E se Trump fosse un nuovo Carter?
Sanders potrebbe essere il Reagan della sinistra, sostiene Ross Douthat del New York Times
“Sin dall’inizio la presidenza di Donald Trump ha ispirato analogie con gli anni di Jimmy Carter”, ha scritto Ross Douthat sul New York Times. “Anche se il carattere dei due non potrebbe essere più diverso, sembrano occupare un posto simile nell’arco della storia politica: entrambi erano outsider che hanno assunto la guida di un partito politico lacerato, esausto eppure ancora potente; entrambi hanno tentato di spingere le proprie coalizioni all’interno di una nuova formazione ideologica; entrambi, da presidente, hanno avuto a disposizione vaste maggioranze parlamentari, senza riuscire a farsene granché. Come Carter congiunse il vecchio liberalismo del New Deal con l’epoca del neoliberismo reaganiano che stava arrivando, così la presidenza di Trump sembra da un lato esalare l’ultimo respiro della coalizione di Reagan, e dall’altro fungere da ponte con un futuro in cui sono invece il socialismo e il populismo di destra, a contendersi il potere.
Però, se Trump è il Carter d’oggi, nel suo tentativo – e probabile fallimento – di costruire una nuova maggioranza conservatrice all’interno delle fatiscenti istituzioni della vecchia destra, allora chi è il nuovo Reagan, l’ambizioso rivale che vincerà la presidenza e inaugurerà nel concreto il nuovo assetto politico? Non può che essere Bernie Sanders. Se avete dubbi, considerate i parallelismi. Come Reagan perse le primarie del 1976 contro Gerald Ford, Sanders viene da una quasi vittoria alle primarie contro la personificazione dell’establishment del suo partito, che poi ha conseguito una dolorosissima quanto vicina sconfitta nelle elezioni. Di più: come Reagan, Sanders viene da una posizione di presunto estremismo genuino, visto che è stato ideologicamente di sinistra per tutta la sua vita pubblica, predicando il socialismo nell’epoca di Reagan e Clinton proprio come Reagan si fece portavoce della destra goldwateriana nel 1964, all’apice della sua sconfitta politica. Ovviamente l’analogia è imperfetta.

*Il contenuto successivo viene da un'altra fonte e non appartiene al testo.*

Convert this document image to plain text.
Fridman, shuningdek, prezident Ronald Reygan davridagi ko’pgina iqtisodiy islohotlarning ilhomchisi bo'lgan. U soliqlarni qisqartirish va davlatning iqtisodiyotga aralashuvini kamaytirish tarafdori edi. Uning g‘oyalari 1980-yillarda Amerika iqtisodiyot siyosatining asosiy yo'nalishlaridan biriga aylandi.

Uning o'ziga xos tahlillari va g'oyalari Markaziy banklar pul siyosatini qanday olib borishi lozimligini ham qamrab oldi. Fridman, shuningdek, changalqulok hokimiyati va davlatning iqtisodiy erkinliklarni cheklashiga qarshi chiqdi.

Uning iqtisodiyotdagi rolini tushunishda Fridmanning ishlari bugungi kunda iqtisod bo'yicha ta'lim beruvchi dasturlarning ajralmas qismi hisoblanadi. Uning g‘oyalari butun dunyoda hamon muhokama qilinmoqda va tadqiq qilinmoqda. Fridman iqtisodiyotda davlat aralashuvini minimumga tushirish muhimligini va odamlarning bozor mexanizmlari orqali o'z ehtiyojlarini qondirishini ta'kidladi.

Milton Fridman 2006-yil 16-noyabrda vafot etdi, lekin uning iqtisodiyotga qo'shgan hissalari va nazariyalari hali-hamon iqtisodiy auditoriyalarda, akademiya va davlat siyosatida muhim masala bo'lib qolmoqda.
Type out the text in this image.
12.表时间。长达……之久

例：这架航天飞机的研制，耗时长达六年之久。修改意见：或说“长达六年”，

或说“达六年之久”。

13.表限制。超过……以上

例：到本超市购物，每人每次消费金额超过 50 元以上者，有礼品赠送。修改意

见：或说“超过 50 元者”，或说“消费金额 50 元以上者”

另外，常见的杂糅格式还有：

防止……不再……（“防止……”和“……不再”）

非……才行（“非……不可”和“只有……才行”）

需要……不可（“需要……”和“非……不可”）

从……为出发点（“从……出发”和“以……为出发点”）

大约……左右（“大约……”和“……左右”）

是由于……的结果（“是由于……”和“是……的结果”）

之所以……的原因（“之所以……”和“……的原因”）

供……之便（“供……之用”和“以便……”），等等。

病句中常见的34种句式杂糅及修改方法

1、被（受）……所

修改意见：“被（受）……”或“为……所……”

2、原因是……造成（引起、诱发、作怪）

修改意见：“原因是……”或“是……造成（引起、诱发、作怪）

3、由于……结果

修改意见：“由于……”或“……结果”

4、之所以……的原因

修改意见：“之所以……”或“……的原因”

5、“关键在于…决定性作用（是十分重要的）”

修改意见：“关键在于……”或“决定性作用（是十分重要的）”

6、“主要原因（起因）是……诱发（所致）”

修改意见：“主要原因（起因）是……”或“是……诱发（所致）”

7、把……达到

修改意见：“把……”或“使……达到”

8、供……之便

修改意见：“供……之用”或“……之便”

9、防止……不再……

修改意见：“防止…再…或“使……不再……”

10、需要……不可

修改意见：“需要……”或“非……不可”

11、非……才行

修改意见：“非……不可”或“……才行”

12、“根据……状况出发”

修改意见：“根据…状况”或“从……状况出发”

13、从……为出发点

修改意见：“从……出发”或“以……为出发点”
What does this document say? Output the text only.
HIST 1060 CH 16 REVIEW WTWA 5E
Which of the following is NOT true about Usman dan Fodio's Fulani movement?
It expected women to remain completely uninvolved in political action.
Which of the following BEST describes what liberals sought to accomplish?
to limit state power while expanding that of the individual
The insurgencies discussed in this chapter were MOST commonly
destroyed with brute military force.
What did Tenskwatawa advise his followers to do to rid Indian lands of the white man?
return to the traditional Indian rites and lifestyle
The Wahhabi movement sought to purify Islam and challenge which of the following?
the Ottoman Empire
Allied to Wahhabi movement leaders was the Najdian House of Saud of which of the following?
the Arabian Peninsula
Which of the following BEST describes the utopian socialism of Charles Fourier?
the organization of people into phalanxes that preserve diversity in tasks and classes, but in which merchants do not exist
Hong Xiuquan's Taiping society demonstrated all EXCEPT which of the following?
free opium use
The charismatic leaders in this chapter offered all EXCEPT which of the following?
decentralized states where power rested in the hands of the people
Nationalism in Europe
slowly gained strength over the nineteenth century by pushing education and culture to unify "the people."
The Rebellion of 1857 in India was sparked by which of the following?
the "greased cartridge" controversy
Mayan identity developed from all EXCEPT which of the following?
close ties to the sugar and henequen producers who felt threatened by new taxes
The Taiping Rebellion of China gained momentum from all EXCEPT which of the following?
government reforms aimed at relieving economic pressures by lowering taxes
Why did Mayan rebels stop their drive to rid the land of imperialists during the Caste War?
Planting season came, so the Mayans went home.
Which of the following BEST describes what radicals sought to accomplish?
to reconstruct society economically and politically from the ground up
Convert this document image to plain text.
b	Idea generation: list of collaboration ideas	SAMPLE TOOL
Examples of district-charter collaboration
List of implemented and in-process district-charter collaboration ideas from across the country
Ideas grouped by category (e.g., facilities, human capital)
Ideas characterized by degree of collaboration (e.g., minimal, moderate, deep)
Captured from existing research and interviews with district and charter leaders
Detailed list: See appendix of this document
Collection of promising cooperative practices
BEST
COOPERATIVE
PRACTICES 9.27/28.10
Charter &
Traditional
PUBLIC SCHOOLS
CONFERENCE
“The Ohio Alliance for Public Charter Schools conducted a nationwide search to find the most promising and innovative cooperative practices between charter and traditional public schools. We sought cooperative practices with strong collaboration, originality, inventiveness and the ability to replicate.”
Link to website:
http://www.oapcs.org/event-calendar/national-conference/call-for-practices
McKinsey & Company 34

Si consideri anche, però, che visto che la reputazione di Sanders è quella che è, non dovrà sempre essere il più zelante sul palco e, proprio come Reagan, potrebbe persino essere in grado di fare promesse moderate e allo stesso tempo mantenersi fedele la base, certa delle sue vere intenzioni rivoluzionarie. A ogni modo, qualunque sarà l’esito delle primarie del 2020, ricordatevi che se volete che un nuovo presidente porti vero cambiamento (cosa che, ovviamente, molti a sinistra desiderano) ci sono chiari vantaggi nell’eleggere qualcuno che per tutta la sua carriera è stato associato a un’insorgenza ideologica. La sua vittoria scioccherebbe il più adattabile dei politici, inducendolo a comprendere di trovarsi in una nuova realtà politica, in cui non importa che cosa i sondaggi dicano su una qualsivoglia questione: si dà per scontato – conclude Douthat – che il mondo precedente sia stato spazzato via”.